The canal took 40 years of fighting, intrigue, skill and shear hard digging to complete – and is today a man-made wonder which straddles the Pennine backbone of England.

It also gave birth to a breed of men who became household names, such as Lancastrian John Longbottom, who took on the task of planning the 127-mile route which would link the growing industrial areas of East Lancashire, with both the Mersey and West Riding.

As well as the straight mile there are other particular features of the canal, such as Foulridge Tunnel which opened in 1796 and meant boat owners had to use their legs to propel their craft from one end to the other.

The next section from Burnley to Blackburn took 14 years to construct and included the series of locks in the cotton town, each one containing 80,000 gallons of water, all for the purpose of raising a boat by eight feet.

In the 1970s there was a canal enthusiast called Bill Hancock, who was known more affectionately as Lifeboat Bill.

He despaired at the derelict state of the waterway and the many mills, factories and warehouses at its banks.

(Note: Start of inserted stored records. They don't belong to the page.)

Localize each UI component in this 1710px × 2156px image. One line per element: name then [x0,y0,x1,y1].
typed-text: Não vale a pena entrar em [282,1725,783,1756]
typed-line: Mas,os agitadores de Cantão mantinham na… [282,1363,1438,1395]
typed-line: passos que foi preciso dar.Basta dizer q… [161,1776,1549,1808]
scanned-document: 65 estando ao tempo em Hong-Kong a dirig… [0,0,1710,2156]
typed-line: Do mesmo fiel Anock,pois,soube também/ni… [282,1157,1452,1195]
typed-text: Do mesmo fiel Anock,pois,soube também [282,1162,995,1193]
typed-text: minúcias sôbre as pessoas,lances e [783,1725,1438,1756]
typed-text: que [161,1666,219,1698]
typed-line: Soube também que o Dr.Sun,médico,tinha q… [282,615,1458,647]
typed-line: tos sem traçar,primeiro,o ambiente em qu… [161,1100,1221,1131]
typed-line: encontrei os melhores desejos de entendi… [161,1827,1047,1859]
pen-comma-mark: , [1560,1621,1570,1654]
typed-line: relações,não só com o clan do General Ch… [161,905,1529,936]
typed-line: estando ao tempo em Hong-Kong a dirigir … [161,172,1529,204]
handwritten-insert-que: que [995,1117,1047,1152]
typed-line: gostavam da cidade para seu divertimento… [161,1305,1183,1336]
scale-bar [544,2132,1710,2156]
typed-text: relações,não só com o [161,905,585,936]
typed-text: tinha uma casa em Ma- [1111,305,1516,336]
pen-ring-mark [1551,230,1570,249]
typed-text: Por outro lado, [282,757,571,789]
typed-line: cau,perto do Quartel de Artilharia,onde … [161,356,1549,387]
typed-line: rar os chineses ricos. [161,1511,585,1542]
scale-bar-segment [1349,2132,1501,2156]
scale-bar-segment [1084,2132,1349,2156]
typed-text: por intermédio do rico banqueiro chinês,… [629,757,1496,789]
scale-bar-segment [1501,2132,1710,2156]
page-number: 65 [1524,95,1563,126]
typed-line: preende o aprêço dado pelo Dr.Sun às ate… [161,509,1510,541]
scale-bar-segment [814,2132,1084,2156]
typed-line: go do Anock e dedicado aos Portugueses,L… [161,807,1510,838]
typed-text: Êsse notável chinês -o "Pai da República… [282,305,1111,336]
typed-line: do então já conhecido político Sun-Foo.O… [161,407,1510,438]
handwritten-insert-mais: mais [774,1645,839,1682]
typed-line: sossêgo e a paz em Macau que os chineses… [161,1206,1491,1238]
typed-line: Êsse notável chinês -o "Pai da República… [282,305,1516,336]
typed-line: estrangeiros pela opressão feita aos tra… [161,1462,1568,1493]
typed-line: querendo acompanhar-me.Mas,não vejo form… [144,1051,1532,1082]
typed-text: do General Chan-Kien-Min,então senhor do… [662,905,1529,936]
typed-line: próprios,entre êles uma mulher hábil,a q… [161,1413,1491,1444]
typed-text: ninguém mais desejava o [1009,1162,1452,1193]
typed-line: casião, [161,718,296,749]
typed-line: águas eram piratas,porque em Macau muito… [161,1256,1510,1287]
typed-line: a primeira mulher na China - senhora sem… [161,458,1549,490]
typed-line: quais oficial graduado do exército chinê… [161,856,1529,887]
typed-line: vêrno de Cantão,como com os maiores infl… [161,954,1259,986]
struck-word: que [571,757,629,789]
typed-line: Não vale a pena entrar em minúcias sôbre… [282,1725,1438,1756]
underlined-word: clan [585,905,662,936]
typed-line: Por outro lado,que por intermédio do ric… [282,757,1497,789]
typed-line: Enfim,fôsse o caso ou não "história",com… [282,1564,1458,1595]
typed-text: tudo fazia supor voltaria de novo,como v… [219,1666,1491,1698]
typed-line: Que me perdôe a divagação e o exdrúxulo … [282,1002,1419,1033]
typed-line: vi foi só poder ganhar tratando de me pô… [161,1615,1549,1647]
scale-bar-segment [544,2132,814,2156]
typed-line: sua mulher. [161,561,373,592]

Rotting barges and oil drums in the polluted waters were a grim reminder of a past era.

He said: “It’s a sacrilege. Every mill owner should be forced to keep his canal frontage neat and tidy and with a bit of modest investment, councils could landscape the banks.”

nThe first narrow boats played a key part in the economic changes of the British Industrial Revolution. They were wooden boats drawn by a horse walking on the canal towpath led by a crew member, often a child. Narrowboats were chiefly designed for carrying cargo, though some packet boats, carried passengers, luggage, mail and parcels.

Boatmen’s families originally lived ashore, but in the 1830s as canals started to suffer competition from the burgeoning railway system, families (especially those of independent single boat owner/skippers) began to live on board, partly because they could no longer afford rents, partly to provide extra hands to work the boats harder, faster and further, partly to keep families together.